“Make yourself important,” he always said to me with exasperation.
I couldn’t at the time, but his words never left me. I had only just begun to realize that me and my life mattered. That my wants and needs mattered, and I was allowed to take up space. But I didn’t know how to do it, and it didn’t feel safe.
“Make yourself important” has reverberated in my cells ever since, and I’ve finally begun living in alignment with its sentiment.
My wants and needs are important.
My standards are relevant.
My boundaries deserve respect.
I’m worthy of real consideration for who I am, not just how I fit into other people’s desires.
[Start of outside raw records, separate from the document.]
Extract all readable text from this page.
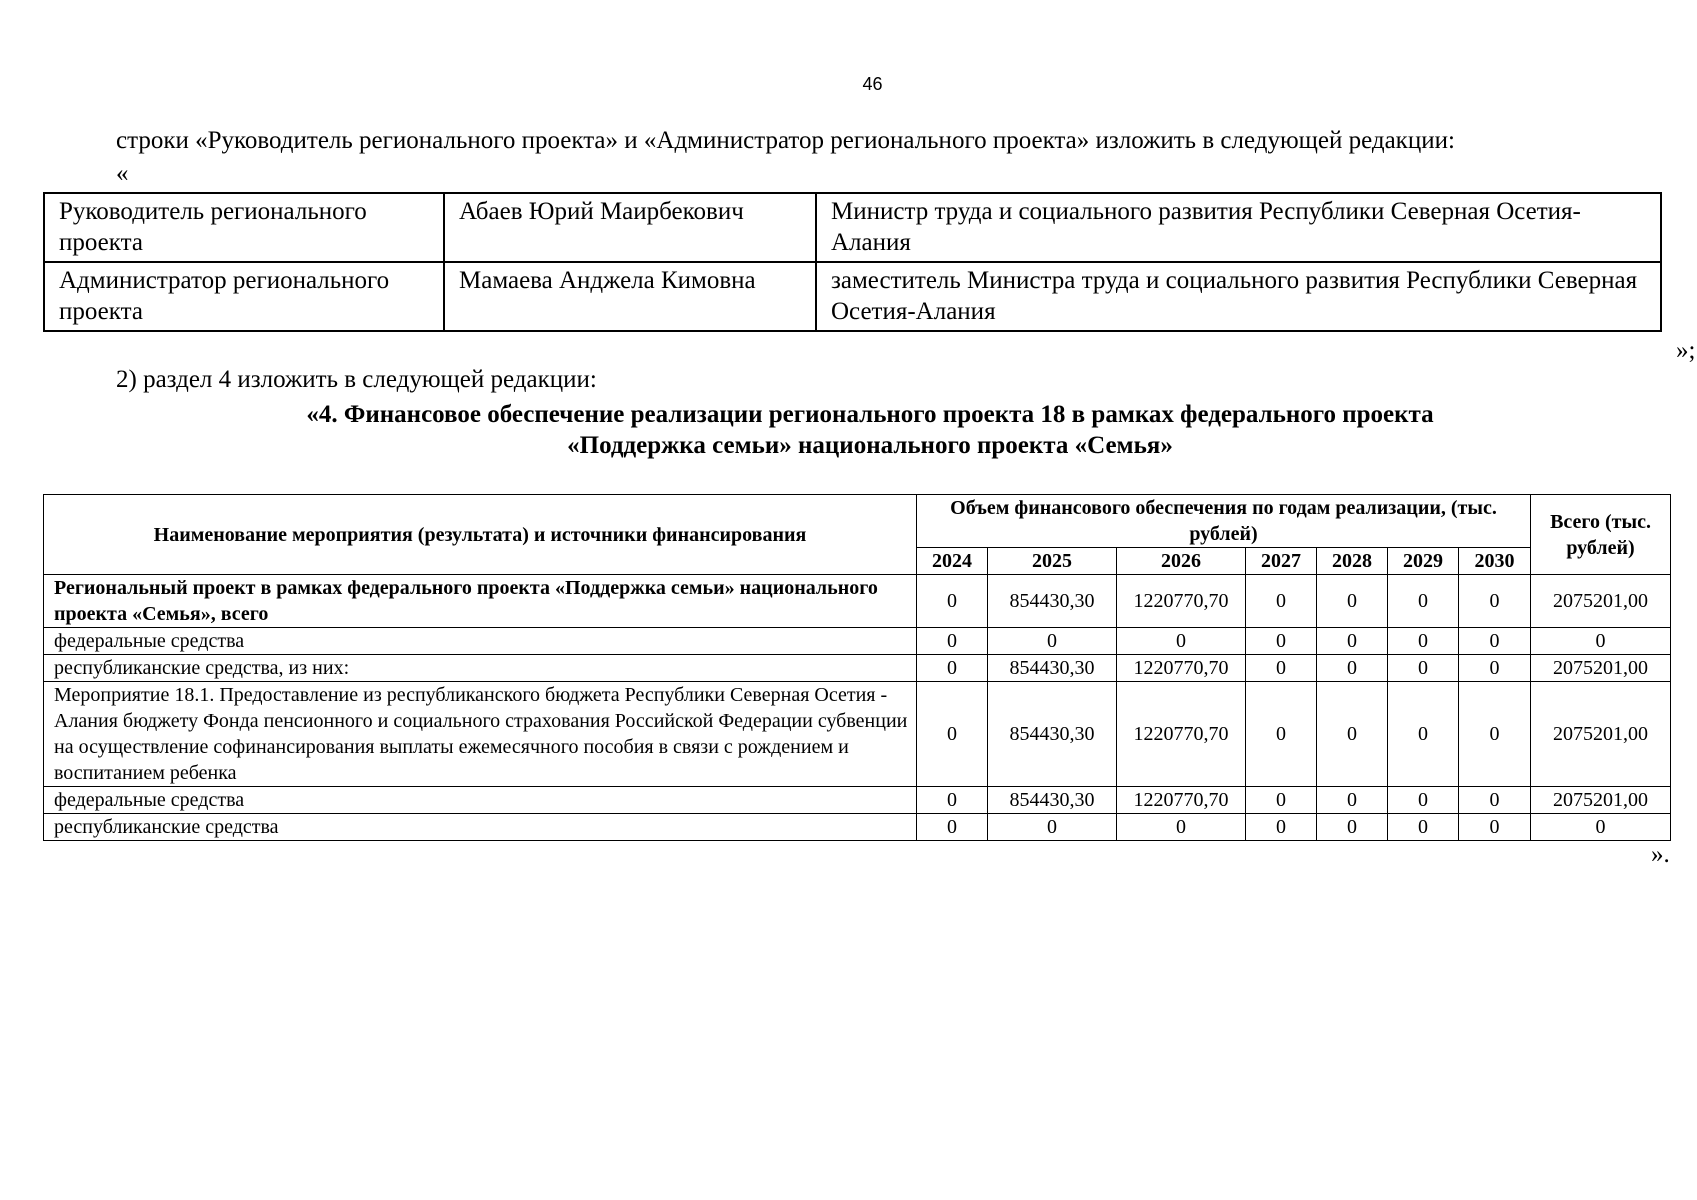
46
строки «Руководитель регионального проекта» и «Администратор регионального проекта» изложить в следующей редакции:
«
Руководитель регионального проекта	Абаев Юрий Маирбекович	Министр труда и социального развития Республики Северная Осетия-Алания
Администратор регионального проекта	Мамаева Анджела Кимовна	заместитель Министра труда и социального развития Республики Северная Осетия-Алания
»;
2) раздел 4 изложить в следующей редакции:
«4. Финансовое обеспечение реализации регионального проекта 18 в рамках федерального проекта
«Поддержка семьи» национального проекта «Семья»
Наименование мероприятия (результата) и источники финансирования	Объем финансового обеспечения по годам реализации, (тыс. рублей)							Всего (тыс. рублей)
	2024	2025	2026	2027	2028	2029	2030	
Региональный проект в рамках федерального проекта «Поддержка семьи» национального проекта «Семья», всего	0	854430,30	1220770,70	0	0	0	0	2075201,00
федеральные средства	0	0	0	0	0	0	0	0
республиканские средства, из них:	0	854430,30	1220770,70	0	0	0	0	2075201,00
Мероприятие 18.1. Предоставление из республиканского бюджета Республики Северная Осетия - Алания бюджету Фонда пенсионного и социального страхования Российской Федерации субвенции на осуществление софинансирования выплаты ежемесячного пособия в связи с рождением и воспитанием ребенка	0	854430,30	1220770,70	0	0	0	0	2075201,00
федеральные средства	0	854430,30	1220770,70	0	0	0	0	2075201,00
республиканские средства	0	0	0	0	0	0	0	0
».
Others can love and value us, but it holds far less weight when we don’t love and value ourselves. No one else can build our sense of worth and deservingness but us. No one can set our standards or boundaries for love, care, or connection. No one can say what’s most important to our lives and well-being.
I still hear his voice in my head, a steady and commanding whisper that’s never left.
“Make yourself important.”
And so I do.
I make myself and my wants and needs matter. I set clearer boundaries. I hold higher standards. I take up more and more space.
But it’s a continuous practice, and I know I’m not the only one who learned to be small as a way to stay safe from trauma and abuse. Who made myself palatable to earn a false sense of safety, security, love, and belonging.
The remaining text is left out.